At the end of the year, we were commiserating with Curt, the primary supplier of our products’ most critical component, about the state of business. Retailers had been particularly ruthless, and we were wondering how that felt throughout our value stream.
“Honestly, I’m surprised you guys didn’t try to take a price increase,” I told Curt. His eyes bugged out like a cartoon rabbit as he choked on his Bud Light.
“I had planned to,” he said in his good ol’ boy drawl, “when I came to visit in March. But before I could make my pitch, we went out for drinks.”
JR, our president, laughed and asked, “What happened over drinks?”
Curt pointed at me. “He told that story.”
“What story is that?”
“You know, the fable… the fable of the fabric!”
My turn to laugh. “You mean ‘The Parable of the Holiday Plaid’!”
As ashen-faced as any spooked camper listening to ghost stories, Curt nodded.
“I’ll bite,” JR said. “What’s ‘The Parable of the Holiday Plaid’?”

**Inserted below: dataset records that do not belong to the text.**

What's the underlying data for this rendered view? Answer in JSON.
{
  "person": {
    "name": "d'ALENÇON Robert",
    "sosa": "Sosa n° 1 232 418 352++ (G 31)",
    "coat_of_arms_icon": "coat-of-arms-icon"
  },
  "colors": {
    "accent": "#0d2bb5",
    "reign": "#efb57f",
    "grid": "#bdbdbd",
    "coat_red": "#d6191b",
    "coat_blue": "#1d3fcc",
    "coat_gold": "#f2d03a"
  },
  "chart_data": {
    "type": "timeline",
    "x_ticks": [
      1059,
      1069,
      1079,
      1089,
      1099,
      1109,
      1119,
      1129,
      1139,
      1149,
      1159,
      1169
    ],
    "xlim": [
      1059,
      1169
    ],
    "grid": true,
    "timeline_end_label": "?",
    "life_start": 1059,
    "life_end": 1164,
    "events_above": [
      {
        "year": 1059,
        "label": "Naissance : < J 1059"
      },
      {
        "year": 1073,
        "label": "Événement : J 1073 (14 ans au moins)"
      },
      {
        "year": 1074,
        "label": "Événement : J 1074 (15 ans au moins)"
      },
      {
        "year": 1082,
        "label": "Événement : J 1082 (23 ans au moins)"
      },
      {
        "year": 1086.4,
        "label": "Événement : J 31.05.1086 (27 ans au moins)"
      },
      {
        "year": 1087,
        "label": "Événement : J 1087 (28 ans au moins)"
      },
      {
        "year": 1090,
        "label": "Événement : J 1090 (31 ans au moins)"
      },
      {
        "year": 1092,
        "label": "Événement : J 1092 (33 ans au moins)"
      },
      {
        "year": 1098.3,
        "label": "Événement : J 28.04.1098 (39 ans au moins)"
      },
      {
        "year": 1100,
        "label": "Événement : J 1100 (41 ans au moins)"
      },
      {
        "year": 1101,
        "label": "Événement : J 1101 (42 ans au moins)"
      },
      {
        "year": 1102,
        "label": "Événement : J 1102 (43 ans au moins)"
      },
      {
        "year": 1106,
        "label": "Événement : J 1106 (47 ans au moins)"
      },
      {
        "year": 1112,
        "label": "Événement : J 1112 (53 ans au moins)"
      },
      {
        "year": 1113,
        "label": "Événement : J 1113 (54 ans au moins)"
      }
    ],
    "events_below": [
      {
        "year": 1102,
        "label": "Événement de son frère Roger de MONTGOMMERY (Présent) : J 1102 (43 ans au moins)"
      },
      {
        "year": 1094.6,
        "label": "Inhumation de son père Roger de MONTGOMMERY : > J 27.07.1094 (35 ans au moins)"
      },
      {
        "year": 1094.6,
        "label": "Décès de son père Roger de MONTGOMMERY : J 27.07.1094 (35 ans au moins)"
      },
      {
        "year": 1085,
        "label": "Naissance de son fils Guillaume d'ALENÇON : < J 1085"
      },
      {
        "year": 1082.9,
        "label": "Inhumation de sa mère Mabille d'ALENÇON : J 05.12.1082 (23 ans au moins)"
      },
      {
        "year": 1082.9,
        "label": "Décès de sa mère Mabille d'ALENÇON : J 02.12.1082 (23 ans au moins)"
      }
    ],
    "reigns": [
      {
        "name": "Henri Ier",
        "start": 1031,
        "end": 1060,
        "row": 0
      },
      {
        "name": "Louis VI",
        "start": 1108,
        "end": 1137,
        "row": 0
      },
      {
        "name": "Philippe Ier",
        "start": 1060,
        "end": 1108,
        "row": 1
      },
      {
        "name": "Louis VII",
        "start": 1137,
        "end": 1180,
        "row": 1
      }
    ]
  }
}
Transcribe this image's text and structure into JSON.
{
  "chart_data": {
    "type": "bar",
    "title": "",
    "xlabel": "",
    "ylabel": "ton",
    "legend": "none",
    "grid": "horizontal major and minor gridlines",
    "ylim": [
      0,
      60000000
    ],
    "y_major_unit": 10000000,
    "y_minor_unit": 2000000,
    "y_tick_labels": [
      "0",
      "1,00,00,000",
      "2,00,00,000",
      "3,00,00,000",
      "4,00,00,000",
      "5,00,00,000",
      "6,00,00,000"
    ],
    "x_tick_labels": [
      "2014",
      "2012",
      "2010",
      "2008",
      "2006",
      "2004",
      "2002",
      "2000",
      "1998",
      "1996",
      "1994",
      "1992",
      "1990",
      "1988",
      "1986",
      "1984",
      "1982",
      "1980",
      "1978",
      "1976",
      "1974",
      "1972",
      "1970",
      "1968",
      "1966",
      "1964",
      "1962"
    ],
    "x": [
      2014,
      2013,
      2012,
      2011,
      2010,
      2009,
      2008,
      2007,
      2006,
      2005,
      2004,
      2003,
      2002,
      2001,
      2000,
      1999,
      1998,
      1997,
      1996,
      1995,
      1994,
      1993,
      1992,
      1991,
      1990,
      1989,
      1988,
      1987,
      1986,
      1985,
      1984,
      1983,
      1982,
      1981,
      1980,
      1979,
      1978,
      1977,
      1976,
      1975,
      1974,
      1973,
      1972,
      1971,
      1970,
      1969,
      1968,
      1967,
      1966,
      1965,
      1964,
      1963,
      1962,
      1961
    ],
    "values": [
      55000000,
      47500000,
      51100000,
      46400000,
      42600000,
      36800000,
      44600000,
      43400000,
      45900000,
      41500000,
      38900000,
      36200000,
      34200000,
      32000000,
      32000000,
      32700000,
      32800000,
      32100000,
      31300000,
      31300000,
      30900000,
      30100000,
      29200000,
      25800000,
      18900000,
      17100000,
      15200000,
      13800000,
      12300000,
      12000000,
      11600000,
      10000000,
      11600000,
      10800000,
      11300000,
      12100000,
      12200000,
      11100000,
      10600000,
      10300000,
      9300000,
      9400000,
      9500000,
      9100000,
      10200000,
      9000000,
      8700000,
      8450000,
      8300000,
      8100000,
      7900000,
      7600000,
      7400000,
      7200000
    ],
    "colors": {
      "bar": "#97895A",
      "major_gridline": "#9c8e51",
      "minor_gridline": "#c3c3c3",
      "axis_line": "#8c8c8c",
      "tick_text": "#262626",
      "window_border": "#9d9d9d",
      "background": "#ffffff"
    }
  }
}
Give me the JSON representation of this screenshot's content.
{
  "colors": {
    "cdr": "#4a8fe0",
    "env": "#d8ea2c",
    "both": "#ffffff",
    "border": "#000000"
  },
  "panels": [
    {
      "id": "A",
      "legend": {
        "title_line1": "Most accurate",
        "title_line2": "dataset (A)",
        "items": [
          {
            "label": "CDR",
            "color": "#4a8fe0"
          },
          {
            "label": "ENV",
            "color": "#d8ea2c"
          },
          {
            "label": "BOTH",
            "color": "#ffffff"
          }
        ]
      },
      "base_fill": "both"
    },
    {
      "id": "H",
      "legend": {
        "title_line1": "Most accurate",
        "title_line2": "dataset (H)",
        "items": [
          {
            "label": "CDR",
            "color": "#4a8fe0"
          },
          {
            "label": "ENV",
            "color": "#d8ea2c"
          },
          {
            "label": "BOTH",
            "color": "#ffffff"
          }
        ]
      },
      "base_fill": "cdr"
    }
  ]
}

The Parable of the Holiday Plaid
Hudson Valley Mills had been one of our suppliers since the early 1950’s, when JR’s grandfather and “Pops” Steinman made handshake deals. For five decades, we (JR’s granddad, JR, then I) would take the train into New York’s Penn Station and hop over to their Fashion District showroom to meet with Pops and later his son, Artie. No matter what swatches and samples the Steinmans showed us, we always had a nice order for our custom design, the signature “Holiday Plaid”.
With a bright red background and a subtle line of gold thread running through the warp, our Holiday Plaid draping over banisters, adorning wreathes, or neatly tying presents made every Christmas nearly like a picture print by Currier and Ives.
As a supplier, Artie was a pain in the ass – but the good kind, torn straight from the pages of Damon Runyon. Always chewing on an unlit cigar, pants pulled to his sternum, he treated every concession as if it would bankrupt his extended family and every on-time delivery as a personal favor. He was a pain, sure, but a known quantity.
Our annual volume wouldn’t put anyone in the Fortune 500 – low six-figures – but it mattered, particularly in a dying industry.
When Artie retired at the age of 137, our account passed to “Don”. We knew Don – he always sat next to Artie with the order book and a calculator – but we didn’t know Don.
We prepared our order as usual, but before we even had our first face-to-face with Don, he informed us of a price increase (along with scheduling concerns). It wasn’t tremendous – around ten percent – but we had already quoted our product line to retailers, so that would come straight from our margin.
His made a decent case – American textiles were cratering, so component costs were increasing as capacity collapsed. Art hadn’t “reviewed” the file in years, we had been taking advantage of that, etc. But we couldn’t make it work. And we told him so.
Don held firm. In fact, he issued an ultimatum – “Sign next week or you don’t go on the schedule.”
So I went shopping.
At a Lean conference, we had met someone who made the canvas used in automotive airbags – which turns out to be a seasonal business that ran contra to ours. So while our Taiwanese and Sri Lankan suppliers were hastily weaving samples, we sent our specs to the New England airbag fabric mill.
- They could not exactly match the terms and quality of Hudson Valley’s contract. For starters, they were about seven cents more per yard – from last year’s price. Also:
- They used a slightly higher-denier yarn, which gave their fabric a stronger, “richer” feel;
- They wove on wider looms, which meant each yard of fabric would yield about 27 percent more end product;
- They had also read The Machine That Changed the World, and were willing to weave in line with our demand schedule;
- They gave us payment terms and production guarantees that could not be beat.
Even with the nickel price increase, we were receiving a better product with a lower inventory cost at about a 26 percent discount, once the yield was factored in.
Our business had been, basically, an annuity for Hudson Valley; we never had any reason to question our relationship, until Don gave us reasons to question it. And once we did, boy were our eyes opened.
As a Man of Action, I had no choice: we pulled the business.
Don was absolutely aghast. He was on the next train to Philadelphia to plead his case. It was too late – even if he matched price and terms, it was still a now-inferior product.
And the thing about it is – the moral of the story, if you will – if he hadn’t pushed an increase, none of this would have happened. We were happy with their product and service. Dumb, but happy. Once we were forced into the market, we realized just how dumb we were.